Estoy enganchada a una serie de detectives. En un momento en que me encontraba libre de ataduras audiovisuales, C me habló de ella, caí de cabeza y ahí sigo. La inteligencia que el protagonista aplica a su trabajo es deslumbrante y, como la luz resulta molesta, gran parte de sus problemas tienen origen ahí. El resto, como los de otros compañeros de ficción a los que tanto hemos querido, nacen de ese punto de incompetencia emocional que los hace vulnerables. Cuando mi héroe emplea sus cualidades en defender a quienes tienen una posición desfavorecida, me derrite. Mis neuronas espejo se despiertan y admiro lo admirable, se enciende la compasión y me instalo confortada en el lado bueno, así, tan fácil.

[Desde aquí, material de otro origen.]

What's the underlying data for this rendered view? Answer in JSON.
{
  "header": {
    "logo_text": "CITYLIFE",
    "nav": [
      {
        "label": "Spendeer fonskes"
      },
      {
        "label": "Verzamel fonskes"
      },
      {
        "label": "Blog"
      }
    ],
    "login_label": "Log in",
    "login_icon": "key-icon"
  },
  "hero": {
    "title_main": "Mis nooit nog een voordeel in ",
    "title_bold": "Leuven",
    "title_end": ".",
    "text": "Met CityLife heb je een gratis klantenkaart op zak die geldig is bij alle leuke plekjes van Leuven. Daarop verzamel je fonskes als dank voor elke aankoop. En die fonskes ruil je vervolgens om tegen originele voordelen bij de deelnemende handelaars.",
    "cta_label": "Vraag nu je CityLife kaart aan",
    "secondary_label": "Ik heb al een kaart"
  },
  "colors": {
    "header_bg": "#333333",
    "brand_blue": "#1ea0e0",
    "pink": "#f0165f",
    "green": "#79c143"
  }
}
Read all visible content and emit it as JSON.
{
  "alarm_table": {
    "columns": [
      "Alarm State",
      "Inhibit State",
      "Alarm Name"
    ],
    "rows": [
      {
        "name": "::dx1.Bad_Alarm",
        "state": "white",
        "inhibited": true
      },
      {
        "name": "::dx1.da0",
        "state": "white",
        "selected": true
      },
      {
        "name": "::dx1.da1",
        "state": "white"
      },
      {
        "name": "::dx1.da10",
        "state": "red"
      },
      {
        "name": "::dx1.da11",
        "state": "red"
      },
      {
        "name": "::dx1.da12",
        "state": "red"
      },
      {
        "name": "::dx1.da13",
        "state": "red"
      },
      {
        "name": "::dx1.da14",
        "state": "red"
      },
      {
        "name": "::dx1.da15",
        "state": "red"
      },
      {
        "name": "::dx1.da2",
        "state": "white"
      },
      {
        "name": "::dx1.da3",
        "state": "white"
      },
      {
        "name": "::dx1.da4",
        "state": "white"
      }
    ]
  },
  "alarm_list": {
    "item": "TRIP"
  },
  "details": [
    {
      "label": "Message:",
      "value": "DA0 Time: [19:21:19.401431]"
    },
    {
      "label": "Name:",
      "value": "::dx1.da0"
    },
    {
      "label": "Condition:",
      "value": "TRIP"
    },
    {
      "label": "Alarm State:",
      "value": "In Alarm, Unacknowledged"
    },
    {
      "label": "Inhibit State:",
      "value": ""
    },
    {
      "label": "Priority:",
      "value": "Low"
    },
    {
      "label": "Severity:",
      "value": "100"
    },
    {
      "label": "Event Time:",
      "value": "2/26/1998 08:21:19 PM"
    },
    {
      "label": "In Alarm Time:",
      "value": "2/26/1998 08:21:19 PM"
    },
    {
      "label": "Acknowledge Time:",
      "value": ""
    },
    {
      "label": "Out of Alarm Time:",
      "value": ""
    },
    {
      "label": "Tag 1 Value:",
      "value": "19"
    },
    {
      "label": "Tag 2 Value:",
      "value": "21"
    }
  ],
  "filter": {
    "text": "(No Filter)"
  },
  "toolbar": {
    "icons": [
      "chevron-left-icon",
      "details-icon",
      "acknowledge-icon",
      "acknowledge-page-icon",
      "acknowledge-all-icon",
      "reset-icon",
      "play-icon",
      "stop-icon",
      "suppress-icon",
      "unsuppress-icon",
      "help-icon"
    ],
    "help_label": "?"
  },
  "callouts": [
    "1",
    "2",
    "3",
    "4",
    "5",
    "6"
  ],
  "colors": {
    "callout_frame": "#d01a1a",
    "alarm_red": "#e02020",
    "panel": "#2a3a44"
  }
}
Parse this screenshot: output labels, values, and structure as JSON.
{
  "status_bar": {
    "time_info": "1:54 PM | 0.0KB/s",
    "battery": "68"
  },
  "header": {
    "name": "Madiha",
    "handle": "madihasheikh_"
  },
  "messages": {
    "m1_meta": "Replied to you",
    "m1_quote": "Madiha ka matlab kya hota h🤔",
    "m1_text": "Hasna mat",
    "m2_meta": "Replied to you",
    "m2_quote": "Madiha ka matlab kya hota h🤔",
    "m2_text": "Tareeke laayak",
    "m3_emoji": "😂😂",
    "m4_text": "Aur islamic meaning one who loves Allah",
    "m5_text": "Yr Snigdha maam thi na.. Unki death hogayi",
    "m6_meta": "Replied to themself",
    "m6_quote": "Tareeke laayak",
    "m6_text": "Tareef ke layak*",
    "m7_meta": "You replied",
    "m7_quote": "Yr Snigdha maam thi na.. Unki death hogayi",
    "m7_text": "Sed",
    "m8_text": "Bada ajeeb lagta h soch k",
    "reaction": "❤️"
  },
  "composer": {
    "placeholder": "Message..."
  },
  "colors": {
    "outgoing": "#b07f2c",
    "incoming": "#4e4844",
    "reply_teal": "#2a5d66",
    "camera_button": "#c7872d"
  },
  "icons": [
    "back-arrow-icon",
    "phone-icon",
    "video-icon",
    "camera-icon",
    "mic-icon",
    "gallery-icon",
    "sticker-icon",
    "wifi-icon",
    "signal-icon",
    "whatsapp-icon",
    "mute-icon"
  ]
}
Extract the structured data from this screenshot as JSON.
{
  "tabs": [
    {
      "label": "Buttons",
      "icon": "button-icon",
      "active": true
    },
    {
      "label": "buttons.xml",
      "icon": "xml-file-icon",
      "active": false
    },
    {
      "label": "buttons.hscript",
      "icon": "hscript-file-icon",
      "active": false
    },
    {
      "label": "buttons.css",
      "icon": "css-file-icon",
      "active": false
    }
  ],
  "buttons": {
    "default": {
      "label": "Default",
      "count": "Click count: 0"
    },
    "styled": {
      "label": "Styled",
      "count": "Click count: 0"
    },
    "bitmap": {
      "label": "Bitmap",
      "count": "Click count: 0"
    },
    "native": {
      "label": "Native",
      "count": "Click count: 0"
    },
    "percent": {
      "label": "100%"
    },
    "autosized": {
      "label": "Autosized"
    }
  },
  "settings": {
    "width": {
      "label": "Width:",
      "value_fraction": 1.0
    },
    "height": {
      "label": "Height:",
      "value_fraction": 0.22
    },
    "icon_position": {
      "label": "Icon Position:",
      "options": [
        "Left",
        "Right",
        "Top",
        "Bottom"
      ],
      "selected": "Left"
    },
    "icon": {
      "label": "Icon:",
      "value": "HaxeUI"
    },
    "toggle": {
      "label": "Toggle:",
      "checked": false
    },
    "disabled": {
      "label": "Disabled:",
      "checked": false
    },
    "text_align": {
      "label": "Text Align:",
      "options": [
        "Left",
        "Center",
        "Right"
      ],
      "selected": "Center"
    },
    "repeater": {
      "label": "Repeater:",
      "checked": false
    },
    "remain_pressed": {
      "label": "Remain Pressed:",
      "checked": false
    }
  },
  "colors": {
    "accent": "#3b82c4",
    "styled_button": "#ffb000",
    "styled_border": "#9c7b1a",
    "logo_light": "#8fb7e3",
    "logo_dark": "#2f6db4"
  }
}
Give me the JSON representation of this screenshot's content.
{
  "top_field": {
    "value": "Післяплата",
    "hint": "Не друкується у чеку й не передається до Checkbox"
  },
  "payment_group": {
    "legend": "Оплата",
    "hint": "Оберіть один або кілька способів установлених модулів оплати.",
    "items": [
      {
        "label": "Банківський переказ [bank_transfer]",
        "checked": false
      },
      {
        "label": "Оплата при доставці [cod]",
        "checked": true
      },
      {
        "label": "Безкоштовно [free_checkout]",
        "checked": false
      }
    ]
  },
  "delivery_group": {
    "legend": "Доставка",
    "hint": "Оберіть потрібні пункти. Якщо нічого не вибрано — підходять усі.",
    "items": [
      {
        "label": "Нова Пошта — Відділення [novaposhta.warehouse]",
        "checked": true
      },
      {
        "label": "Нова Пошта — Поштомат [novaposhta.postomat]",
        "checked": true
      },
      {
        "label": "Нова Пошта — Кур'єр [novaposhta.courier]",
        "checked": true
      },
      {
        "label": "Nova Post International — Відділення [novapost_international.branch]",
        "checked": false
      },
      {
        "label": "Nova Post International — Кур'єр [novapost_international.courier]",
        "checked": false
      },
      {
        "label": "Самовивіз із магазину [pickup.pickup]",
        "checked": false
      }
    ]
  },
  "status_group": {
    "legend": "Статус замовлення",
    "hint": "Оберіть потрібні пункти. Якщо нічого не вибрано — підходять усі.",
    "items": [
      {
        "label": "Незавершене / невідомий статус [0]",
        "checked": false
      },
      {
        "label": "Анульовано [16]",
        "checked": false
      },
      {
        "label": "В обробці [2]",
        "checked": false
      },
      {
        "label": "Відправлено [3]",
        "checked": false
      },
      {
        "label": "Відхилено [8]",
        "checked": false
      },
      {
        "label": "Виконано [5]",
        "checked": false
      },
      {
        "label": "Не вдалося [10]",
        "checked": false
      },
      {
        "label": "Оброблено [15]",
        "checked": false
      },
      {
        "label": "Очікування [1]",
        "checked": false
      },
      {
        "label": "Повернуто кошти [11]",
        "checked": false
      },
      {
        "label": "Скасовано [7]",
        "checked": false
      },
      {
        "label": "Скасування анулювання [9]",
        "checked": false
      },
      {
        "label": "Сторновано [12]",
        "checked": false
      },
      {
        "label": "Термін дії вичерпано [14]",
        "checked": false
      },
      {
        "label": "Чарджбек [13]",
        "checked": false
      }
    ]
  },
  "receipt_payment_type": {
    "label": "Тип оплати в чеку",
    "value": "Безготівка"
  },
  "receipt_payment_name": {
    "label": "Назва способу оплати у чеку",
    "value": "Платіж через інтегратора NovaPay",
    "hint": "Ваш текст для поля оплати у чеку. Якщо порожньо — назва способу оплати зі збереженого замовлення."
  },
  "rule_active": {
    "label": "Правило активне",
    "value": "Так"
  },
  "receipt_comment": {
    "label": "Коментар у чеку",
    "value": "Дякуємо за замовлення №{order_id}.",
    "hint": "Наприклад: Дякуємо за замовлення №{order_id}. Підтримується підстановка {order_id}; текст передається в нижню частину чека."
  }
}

Es curiosa la ficción. Activa una capacidad de comprensión que una vez te levantas desaparece. ¿Cuántas horas dedico a lo largo del año a la ficción en cualquiera de sus formatos? Hasta ahora, no me había preocupado.

Les cuento esto porque el otro día, que habíamos quedado I, MJ y yo para picar algo y ponernos al día y llevábamos un rato hablando, vimos que el camarero, a la altura de nuestra mesa, hablaba con un ¿mendigo?, ¿transeúnte? y le pedía educadamente que abandonara el local, lo que el interpelado hizo al momento. No podía quitar los ojos y me quedé en suspenso hasta que me sorprendí pensando que probablemente yo habría hecho lo mismo. Luego me vino aquello de que no hay que darles nada, que ya hay instituciones, que además hay mafias y no digo que no, pero, de hecho, sigo en borrador, me está costando y no porque esperara otra reacción por mi parte. Tengo la sensación de haber externalizado una responsabilidad. ¿Pago mis impuestos sería una respuesta adecuada? No sé. Ya ven qué poquica cosa somos.